Powdered cellulose is insoluble in water, ethanol, ether and diluted acids, and slightly soluble in sodium hydroxide solution.

4.3.      Purity

The powdered cellulose content should not be less than 92%.

4.4.      Size of fine particles

The size of fine particles should not be less than 5 μm; the number of particles smaller than 5 μm should not exceed 10%.

4.5.      pH

Mix approx. 10 g dry cellulose in 90 mL water free of carbon dioxide for 60 min. Centrifuge.
The pH of the supernatant liquid should be between 5.0 and 7.5.

4.6.      Water-soluble substances

Mix around 6 g of sample, dried beforehand, with 90 mL water that has recently been boiled then cooled. Leave to rest for 10 min. Filter using a membrane with porosity of 3 µm, throw away the first 10 mL of filtrate and pass the filtrate through the same filter a second time if necessary to obtain a clear filtrate. Evaporate a 15-mL portion of filtrate to dryness in a tared evaporating dish over a water bath, and dry to 105 °C for 1 h. Weigh the dish containing the dry residue. Less than 15 mg of residue should be obtained.

4.7.      Detection of starch

Add 90 mL demineralised water (R) to 10 g powdered cellulose and boil for 5 min. Filter while hot with a 25- μm membrane filter. Cool and add 0.1 mL 0.05 M iodine solution to the filtrate. No blue colouration should appear. With very fine grains, a light blue colour may be observed after the addition of the iodine solution but will disappear after 30 minutes.

4.8.      Loss on drying

Place 1 g powdered cellulose in a tared dish in an oven at 100-105 °C for 3 hours. The loss on drying should not exceed 7.0%.

4.9.      Ashes

Incinerate the residue obtained in point 4.8 at 800 25 °C for 4 hours.
The weight of the ashes should not be greater than 0.3%.

All of the limits set below relate to dry products.

5.      Preparation of the test solution

After weighing, dissolve the ashes in 2 mL concentrated hydrochloric acid (R) and 10 mL water (R).
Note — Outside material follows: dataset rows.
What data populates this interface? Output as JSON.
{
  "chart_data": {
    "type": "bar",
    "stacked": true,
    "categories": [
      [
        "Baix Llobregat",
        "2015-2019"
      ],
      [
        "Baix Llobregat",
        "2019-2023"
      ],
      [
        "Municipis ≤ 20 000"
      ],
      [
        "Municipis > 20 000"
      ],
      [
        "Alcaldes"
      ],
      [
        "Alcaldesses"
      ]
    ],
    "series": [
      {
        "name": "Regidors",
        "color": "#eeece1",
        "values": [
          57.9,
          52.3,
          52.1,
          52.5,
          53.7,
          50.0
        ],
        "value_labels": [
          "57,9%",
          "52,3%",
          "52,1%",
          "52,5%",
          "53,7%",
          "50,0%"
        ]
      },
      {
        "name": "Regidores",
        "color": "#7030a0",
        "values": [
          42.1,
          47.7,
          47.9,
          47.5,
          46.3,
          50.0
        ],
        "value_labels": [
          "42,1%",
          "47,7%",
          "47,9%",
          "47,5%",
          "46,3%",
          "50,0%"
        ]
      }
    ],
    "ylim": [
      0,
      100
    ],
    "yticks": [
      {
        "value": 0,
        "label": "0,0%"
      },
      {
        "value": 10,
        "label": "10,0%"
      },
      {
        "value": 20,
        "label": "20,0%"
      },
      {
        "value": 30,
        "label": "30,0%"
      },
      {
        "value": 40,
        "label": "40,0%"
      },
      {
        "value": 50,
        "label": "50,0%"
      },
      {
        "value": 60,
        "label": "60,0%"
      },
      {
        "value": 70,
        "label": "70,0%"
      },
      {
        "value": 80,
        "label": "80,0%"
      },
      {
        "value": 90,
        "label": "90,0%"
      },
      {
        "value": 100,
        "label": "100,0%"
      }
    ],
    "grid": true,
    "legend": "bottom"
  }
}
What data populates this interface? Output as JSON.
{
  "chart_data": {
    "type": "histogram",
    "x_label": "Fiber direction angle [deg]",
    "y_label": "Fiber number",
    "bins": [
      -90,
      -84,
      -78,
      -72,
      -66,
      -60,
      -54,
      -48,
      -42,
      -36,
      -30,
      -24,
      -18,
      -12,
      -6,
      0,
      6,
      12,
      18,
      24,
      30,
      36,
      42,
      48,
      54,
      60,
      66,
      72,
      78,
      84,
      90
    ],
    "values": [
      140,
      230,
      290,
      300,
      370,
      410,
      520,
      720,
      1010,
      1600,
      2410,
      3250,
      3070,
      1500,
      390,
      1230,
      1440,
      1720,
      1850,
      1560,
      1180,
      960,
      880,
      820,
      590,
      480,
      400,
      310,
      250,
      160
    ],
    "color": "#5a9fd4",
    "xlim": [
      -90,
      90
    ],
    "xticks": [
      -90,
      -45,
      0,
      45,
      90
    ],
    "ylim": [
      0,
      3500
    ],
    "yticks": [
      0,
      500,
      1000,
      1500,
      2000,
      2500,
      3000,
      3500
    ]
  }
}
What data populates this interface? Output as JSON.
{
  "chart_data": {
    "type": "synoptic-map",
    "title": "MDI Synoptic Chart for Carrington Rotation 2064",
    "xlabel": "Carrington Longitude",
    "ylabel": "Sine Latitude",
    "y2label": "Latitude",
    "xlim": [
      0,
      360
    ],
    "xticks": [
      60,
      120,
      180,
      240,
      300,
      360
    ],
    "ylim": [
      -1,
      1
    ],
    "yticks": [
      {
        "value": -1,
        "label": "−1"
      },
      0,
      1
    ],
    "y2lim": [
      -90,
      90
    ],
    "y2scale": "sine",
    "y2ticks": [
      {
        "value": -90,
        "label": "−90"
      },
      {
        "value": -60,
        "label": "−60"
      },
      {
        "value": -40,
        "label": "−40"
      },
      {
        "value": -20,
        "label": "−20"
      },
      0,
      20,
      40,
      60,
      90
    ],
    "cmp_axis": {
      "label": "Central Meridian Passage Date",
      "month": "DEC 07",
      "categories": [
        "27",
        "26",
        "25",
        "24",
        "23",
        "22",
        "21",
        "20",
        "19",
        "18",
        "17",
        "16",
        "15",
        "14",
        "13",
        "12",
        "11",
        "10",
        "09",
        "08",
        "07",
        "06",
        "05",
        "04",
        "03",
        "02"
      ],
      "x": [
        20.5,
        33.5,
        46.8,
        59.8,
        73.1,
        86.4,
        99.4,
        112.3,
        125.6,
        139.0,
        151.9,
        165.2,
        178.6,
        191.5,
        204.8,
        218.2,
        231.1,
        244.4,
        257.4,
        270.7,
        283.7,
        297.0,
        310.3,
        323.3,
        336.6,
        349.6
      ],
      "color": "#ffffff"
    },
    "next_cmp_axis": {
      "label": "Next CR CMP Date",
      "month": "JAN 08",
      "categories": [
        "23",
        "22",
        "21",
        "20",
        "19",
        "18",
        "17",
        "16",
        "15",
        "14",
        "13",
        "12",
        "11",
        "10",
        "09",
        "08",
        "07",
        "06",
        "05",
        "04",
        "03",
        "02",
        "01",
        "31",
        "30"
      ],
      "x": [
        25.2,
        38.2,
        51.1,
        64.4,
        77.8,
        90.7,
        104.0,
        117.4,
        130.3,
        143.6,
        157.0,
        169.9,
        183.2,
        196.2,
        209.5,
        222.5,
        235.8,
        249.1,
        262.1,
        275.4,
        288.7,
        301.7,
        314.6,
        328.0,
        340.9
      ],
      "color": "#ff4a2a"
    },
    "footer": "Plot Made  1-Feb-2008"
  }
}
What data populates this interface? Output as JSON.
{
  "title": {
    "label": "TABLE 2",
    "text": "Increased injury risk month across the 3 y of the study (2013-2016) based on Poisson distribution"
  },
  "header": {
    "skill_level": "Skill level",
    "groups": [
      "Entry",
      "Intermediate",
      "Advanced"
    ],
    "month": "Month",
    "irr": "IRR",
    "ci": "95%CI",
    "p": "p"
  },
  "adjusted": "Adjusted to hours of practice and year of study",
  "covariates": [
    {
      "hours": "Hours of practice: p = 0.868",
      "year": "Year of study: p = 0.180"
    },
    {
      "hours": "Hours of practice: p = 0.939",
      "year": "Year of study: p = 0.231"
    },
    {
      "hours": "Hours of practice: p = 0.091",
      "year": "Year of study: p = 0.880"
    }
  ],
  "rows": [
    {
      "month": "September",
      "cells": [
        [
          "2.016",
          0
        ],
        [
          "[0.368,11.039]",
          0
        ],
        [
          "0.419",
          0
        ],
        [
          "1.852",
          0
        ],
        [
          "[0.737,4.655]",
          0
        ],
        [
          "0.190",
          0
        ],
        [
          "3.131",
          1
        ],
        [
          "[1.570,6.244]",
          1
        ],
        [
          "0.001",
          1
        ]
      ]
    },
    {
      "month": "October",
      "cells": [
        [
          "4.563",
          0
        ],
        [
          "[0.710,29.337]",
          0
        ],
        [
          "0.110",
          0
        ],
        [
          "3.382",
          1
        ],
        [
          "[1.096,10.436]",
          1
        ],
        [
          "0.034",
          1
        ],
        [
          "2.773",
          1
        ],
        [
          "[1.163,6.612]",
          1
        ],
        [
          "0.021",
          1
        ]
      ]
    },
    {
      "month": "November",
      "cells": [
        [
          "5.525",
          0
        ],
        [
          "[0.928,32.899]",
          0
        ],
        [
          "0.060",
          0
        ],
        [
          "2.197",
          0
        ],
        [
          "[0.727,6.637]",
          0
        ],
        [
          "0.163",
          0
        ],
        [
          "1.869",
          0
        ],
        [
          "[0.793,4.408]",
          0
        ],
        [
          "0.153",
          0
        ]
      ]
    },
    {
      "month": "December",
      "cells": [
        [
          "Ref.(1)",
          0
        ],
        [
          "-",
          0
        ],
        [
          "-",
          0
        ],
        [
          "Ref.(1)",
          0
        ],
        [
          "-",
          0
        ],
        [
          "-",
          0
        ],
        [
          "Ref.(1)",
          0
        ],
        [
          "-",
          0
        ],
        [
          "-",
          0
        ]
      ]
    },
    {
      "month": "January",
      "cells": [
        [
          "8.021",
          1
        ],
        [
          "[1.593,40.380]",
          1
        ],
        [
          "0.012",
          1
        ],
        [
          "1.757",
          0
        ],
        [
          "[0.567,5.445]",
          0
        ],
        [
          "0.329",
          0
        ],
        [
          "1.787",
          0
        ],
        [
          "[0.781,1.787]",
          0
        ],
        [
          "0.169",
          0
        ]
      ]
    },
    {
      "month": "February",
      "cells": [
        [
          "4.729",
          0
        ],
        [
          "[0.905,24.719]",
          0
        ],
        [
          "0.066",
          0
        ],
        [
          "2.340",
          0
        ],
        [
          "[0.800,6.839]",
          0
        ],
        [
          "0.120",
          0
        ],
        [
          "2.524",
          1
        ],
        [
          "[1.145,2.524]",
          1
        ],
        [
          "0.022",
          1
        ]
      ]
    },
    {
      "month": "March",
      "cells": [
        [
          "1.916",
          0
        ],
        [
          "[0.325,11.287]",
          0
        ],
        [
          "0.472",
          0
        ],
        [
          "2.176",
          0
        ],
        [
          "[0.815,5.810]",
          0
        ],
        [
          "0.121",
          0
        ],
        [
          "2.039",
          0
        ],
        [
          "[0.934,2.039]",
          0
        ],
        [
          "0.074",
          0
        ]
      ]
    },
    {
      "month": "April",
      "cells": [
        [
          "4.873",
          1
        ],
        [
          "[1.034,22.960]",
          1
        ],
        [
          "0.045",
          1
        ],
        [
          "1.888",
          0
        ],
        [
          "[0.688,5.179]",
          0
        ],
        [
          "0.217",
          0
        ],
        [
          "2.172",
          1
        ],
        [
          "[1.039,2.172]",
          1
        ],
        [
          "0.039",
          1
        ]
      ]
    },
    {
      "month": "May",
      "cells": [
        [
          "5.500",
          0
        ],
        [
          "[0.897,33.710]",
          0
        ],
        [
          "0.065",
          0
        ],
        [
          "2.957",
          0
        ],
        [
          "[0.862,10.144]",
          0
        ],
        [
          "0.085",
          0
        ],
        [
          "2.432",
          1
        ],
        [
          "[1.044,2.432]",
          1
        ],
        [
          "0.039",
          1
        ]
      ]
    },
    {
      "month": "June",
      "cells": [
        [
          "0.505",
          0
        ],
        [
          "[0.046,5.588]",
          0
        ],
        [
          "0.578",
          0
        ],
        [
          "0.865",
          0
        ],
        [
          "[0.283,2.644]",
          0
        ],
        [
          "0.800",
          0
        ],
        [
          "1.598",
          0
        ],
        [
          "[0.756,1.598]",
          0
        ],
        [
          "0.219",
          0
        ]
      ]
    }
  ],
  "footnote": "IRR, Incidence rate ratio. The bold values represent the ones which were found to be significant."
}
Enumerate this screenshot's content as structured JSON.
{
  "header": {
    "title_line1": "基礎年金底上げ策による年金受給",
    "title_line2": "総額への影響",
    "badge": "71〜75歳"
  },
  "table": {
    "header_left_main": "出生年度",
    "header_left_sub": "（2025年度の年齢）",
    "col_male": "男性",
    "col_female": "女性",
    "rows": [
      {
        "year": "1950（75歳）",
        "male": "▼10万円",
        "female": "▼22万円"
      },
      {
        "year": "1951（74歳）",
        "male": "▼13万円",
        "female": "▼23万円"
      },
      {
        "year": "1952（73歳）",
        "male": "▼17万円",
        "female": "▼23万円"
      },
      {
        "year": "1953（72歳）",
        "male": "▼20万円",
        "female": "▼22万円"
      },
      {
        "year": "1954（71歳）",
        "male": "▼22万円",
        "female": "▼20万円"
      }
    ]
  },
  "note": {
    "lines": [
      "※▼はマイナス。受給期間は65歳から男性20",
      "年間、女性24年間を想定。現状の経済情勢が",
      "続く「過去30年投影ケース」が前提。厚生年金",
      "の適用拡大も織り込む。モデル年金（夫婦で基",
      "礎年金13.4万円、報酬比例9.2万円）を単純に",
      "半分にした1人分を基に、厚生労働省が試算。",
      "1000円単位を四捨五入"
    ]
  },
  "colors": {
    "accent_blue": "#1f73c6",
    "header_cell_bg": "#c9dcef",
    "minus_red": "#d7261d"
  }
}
Heat to activate dissolution and make up to 50 mL with water.

5.1.      Iron

Determine the iron content of the solution prepared for testing purposes (5) by atomic absorption spectrophotometry according to the method described in Chapter II.
The iron content should be less than or equal to 10 mg/kg.

5.2.      Lead

Determine the lead content of the solution prepared for testing purposes (5) according to the method described in Chapter II.
The lead content should be less than 2 mg/kg.

5.3.      Mercury

Determine the mercury content of the solution prepared for testing purposes (5) according to the method described in Chapter II.
The mercury content should be less than 1 mg/kg.

5.4.      Cadmium

Determine the cadmium content of the solution prepared for testing purposes (5) according to the method described in Chapter II.
The cadmium content should be less than 1 mg/kg.

5.5.      Arsenic

Determine the arsenic content of the solution prepared for testing purposes (5) according to the method described in Chapter II.
The arsenic content should be less than 1 mg/kg.

6.      Storage

Powdered cellulose should be stored in a well-ventilated place in airtight packaging, away from any volatile substances that it could adsorb.